In fact, in the video, Gingrich described a future that sounds an awful lot like a continuing campaign.

“I want you to know that we’re going to continue out there on the road,” Gingrich said. “Both Callista and I will be talking, campaigning, making speeches, doing everything we can to help defeat Barack Obama.”

What he didn’t do in the video was mention the presumptive nominee, Mitt Romney, or the wealthy benefactor, Nevada casino magnate Sheldon Adelson, who shelled out more than $10 million to the "super PAC" that supported Gingrich by tearing down Mr. Romney.

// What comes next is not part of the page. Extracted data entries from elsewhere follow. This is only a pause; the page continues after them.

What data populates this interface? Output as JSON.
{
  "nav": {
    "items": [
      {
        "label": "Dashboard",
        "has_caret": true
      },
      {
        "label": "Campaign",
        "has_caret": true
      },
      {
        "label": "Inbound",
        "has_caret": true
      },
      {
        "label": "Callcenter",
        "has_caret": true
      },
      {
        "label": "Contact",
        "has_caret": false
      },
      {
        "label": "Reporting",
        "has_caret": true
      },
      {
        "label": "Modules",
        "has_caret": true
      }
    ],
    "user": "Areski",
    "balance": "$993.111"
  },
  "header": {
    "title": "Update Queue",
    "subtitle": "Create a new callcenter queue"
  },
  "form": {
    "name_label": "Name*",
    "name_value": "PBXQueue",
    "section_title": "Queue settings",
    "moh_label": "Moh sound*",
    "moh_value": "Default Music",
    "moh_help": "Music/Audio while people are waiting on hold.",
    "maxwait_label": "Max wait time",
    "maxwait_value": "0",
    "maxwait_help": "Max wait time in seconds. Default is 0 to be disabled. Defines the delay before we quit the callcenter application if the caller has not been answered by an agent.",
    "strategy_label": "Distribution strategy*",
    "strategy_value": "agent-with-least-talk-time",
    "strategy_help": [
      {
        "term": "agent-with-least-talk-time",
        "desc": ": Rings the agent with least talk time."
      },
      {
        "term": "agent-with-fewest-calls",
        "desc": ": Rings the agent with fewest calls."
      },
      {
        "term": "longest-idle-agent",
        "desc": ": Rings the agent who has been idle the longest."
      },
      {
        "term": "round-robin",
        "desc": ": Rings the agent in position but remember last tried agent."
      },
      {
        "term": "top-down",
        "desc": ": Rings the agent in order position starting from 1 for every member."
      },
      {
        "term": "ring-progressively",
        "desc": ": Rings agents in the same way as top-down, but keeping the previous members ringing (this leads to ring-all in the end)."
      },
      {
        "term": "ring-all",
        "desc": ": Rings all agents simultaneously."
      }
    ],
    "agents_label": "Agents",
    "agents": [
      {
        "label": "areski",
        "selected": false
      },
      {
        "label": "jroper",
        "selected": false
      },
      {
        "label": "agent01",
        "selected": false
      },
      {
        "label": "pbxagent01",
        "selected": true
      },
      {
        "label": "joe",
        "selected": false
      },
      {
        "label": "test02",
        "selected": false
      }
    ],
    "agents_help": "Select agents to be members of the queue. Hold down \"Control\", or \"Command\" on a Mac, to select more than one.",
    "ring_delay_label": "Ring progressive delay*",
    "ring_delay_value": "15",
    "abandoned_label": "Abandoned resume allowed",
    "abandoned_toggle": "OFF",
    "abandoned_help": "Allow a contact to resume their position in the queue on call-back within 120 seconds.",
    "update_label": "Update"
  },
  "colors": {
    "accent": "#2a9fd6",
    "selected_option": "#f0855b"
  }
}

We can assume that Gingrich will endorse Romney sooner or later, and that Mr. Adelson has been properly thanked, off-camera. But there are other matters lingering from the campaign that might be harder to sort out. There’s the $4.3 million in campaign debt, according to the latest Federal Election Commission report. There’s his empire of for-profit and nonprofit entities that has grown a little tattered during his time as a candidate. Gingrich’s health-care think tank, the Center for Health Transformation, filed for bankruptcy last month.

Then there’s his relationship with Fox News. Until March 2011, he had a lucrative contract with the network. Then when he started making moves toward running for president, Fox suspended him. Now it may be hard for Gingrich to go back, after recent remarks criticizing Fox at a private meeting in Delaware.